Ashland installs pedestrian beacons

ASHLAND — City crews began installing long-awaited flashing pedestrian beacons at three intersections along Siskiyou Boulevard this week. Improvements to the Garfield Street crosswalk, where a Southern Oregon University student was struck and killed last February, won't be determined for at least a month, when the city gets results from its engineering consultants, engineering services manager Jim Olson said.

The city is installing a total of 10 lights at Palm Avenue and Avery and Bridge streets, Olson said. Pedestrians will be able to activate the amber-colored beacons with the push of a button, and the lights will flash for 30 seconds.
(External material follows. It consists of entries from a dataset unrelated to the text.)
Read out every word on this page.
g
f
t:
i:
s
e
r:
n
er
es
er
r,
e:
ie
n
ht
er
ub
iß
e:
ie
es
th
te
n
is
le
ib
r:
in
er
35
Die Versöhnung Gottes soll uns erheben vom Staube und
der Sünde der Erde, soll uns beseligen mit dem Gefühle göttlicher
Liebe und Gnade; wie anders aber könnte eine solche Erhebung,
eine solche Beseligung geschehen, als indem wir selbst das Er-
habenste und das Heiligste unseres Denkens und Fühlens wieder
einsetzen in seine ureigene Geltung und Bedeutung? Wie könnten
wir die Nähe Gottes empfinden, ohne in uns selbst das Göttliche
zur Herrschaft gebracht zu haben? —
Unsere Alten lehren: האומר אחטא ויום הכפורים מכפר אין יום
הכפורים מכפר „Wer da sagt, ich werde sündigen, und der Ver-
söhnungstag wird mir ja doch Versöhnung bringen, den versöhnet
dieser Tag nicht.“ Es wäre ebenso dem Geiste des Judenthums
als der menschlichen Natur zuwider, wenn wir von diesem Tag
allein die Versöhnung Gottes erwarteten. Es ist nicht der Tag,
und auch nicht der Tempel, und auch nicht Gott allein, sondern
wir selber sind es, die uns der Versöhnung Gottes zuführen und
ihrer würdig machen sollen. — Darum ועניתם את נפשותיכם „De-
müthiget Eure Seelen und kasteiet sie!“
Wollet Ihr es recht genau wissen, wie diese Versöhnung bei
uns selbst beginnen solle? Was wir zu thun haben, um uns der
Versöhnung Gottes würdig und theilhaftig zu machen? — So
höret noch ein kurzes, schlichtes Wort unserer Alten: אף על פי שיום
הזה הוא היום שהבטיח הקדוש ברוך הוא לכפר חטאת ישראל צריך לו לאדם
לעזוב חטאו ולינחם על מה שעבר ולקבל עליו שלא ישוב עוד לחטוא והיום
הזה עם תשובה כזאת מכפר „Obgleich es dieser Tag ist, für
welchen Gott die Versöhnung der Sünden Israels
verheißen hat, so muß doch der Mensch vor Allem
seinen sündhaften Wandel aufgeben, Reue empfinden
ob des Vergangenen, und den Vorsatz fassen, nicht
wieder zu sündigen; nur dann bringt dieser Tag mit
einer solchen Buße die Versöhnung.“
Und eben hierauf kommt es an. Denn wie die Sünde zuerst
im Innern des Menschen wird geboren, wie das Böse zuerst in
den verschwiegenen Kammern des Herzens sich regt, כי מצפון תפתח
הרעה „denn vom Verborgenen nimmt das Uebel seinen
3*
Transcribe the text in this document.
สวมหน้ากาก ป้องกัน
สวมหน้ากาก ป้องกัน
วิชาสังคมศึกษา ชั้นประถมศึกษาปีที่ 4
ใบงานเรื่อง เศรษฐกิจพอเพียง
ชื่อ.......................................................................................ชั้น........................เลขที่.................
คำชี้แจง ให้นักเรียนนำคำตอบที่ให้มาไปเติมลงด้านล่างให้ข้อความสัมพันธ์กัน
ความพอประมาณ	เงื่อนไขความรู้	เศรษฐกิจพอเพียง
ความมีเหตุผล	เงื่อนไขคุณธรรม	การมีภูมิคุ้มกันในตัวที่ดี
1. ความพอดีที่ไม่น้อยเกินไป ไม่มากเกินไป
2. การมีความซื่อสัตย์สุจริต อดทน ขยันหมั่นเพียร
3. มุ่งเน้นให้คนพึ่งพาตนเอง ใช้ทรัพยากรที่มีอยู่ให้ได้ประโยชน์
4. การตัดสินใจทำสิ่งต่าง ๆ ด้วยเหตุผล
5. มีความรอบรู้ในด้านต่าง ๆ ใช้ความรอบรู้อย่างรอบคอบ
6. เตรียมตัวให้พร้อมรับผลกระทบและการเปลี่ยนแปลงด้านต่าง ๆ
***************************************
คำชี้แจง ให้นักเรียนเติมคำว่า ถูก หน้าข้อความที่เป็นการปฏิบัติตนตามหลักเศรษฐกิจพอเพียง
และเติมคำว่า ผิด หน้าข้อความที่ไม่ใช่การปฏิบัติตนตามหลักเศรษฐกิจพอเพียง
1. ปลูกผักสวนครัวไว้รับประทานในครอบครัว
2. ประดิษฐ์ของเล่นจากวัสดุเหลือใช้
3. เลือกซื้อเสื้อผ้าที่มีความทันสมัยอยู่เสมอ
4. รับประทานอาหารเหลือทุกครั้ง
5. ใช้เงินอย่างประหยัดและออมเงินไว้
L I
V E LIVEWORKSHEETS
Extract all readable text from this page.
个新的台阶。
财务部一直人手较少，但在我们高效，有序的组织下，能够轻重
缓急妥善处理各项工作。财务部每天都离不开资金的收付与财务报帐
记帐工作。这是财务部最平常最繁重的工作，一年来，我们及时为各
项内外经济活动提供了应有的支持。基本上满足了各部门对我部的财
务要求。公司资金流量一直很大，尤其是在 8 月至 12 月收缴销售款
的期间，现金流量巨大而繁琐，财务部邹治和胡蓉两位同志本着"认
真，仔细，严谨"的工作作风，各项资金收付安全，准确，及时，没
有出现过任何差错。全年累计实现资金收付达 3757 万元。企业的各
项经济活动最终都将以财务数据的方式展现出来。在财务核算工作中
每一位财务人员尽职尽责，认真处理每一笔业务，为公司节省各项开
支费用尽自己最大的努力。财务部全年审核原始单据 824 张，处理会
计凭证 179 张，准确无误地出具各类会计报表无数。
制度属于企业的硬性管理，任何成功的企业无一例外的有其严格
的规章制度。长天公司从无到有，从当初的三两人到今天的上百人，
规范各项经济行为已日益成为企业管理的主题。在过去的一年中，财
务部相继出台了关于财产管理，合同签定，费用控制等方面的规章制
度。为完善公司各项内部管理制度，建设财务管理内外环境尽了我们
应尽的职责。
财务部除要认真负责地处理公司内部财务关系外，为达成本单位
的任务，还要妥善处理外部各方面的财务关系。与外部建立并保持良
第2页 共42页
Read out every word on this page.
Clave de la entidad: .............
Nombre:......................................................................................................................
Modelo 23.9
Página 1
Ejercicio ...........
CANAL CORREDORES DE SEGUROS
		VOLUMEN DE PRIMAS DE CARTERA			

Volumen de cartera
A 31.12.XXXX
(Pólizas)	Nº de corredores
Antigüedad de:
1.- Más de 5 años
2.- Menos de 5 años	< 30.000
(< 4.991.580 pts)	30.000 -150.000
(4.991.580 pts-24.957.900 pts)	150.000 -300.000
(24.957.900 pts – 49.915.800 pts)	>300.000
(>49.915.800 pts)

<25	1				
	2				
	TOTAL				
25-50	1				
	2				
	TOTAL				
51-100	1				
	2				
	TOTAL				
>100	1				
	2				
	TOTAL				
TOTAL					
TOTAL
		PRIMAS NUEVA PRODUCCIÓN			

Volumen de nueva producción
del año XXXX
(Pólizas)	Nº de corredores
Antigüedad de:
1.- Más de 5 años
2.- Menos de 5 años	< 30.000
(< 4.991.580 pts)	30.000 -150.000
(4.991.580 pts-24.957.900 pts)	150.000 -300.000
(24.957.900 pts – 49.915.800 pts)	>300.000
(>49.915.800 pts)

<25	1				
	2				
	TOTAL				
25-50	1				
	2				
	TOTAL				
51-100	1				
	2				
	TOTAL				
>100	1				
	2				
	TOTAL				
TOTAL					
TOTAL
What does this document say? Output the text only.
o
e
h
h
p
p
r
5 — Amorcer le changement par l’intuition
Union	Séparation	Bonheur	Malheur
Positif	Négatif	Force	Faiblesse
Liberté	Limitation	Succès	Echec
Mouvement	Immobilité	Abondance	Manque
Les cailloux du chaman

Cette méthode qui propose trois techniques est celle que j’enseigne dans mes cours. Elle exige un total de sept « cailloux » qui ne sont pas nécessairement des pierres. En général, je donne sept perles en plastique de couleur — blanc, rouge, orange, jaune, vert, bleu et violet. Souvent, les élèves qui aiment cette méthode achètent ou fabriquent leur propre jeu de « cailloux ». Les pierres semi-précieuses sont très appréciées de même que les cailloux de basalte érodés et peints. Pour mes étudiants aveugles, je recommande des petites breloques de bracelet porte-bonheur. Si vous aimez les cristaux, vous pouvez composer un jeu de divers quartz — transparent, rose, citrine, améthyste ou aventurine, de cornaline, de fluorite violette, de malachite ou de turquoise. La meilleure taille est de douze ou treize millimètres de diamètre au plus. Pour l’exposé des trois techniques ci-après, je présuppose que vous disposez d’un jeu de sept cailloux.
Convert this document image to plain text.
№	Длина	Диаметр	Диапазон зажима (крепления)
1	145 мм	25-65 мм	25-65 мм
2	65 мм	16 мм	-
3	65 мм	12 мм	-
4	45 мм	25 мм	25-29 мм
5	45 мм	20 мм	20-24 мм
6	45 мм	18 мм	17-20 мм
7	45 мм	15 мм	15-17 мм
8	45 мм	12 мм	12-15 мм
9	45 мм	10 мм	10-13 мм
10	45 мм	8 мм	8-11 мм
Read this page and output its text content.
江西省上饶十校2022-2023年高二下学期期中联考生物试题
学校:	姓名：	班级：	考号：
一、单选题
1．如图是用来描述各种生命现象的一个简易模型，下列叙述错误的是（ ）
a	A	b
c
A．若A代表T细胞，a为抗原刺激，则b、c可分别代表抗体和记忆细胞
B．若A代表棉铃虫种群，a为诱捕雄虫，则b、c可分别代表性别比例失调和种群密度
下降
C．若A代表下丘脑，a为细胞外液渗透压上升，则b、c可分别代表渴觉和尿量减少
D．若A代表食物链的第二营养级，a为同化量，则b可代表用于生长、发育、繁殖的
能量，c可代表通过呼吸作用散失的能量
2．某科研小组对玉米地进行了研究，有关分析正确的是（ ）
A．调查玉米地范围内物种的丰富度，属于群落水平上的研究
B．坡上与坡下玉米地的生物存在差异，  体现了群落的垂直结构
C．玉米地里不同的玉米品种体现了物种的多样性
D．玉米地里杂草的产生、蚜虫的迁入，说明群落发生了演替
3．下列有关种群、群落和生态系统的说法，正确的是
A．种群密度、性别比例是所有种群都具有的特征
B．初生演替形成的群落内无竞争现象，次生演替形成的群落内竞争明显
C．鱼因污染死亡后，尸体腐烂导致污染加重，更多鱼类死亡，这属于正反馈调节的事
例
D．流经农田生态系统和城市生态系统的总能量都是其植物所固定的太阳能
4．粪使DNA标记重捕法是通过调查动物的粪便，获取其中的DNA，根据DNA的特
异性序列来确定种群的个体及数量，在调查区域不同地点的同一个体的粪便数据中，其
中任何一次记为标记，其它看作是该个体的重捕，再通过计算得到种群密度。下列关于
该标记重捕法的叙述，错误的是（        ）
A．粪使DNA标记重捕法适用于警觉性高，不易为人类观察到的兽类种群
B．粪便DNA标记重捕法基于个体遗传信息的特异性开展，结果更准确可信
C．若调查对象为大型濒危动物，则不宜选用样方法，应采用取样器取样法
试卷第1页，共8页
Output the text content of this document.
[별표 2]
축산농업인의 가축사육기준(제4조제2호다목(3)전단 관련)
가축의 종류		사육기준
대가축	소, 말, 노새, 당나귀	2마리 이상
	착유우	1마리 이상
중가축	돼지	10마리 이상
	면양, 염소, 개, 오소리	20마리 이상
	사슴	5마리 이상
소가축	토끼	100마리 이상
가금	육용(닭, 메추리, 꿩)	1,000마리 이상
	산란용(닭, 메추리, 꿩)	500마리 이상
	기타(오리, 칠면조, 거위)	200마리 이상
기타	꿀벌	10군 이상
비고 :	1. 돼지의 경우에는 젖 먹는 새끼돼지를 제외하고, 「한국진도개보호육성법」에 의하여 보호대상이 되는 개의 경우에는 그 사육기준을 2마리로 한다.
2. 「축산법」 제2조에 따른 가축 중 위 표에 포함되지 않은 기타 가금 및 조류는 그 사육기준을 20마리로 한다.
Crews hope to complete the Bridge Street beacons by Friday and the rest soon after, said Karl Johnson, an assistant engineer overseeing the installation. An electrician is scheduled to work on the lights Thursday and Friday of this week.

College students and other pedestrians should embrace the flashing beacons more readily than the orange pedestrian flags the university provided last spring, Olson predicted.

"It doesn't take much effort to push the button and I think a lot of the students out there when they pick up a flag might think it's a little beneath their dignity or might be a little childlike, but these buttons activate a basic traffic safety feature," he said.

The Siskiyou safety ad hoc committee also sent its ideas for reconfiguring the Garfield Street intersection to Portland-based consulting firm HDR Engineering. The company conducted traffic and pedestrian counts last week and expected to have recommendations for improvements and possible safety control measures ready in about a month, Olson said.

Gladys Jimenez, 22, was struck by a vehicle while in the Garfield Street crosswalk on Feb. 13 and died a week later. Her death spurred the creation of the ad hoc committee and safety improvements on Siskiyou Boulevard.

The university community is "thrilled" to see the beacons being installed at three of its intersections, said Craig Morris, SOU's interim vice president of finance and administration. When the lights are up, the orange pedestrian flags likely will disappear, he said.

"Theoretically, the lights should provide more safety than the flags do," he said.

Audrey Holmes, a first-year nursing student, said she thought the flashing lights would be a big improvement over the orange flags from both drivers' and pedestrians' perspectives.

"I think that's great because it's really hard as a driver to see people walking," she said. "As someone trying to cross the street, sometimes you have to wait for a while. It's kind of scary just walking out in the road ... we'll be a lot more visible."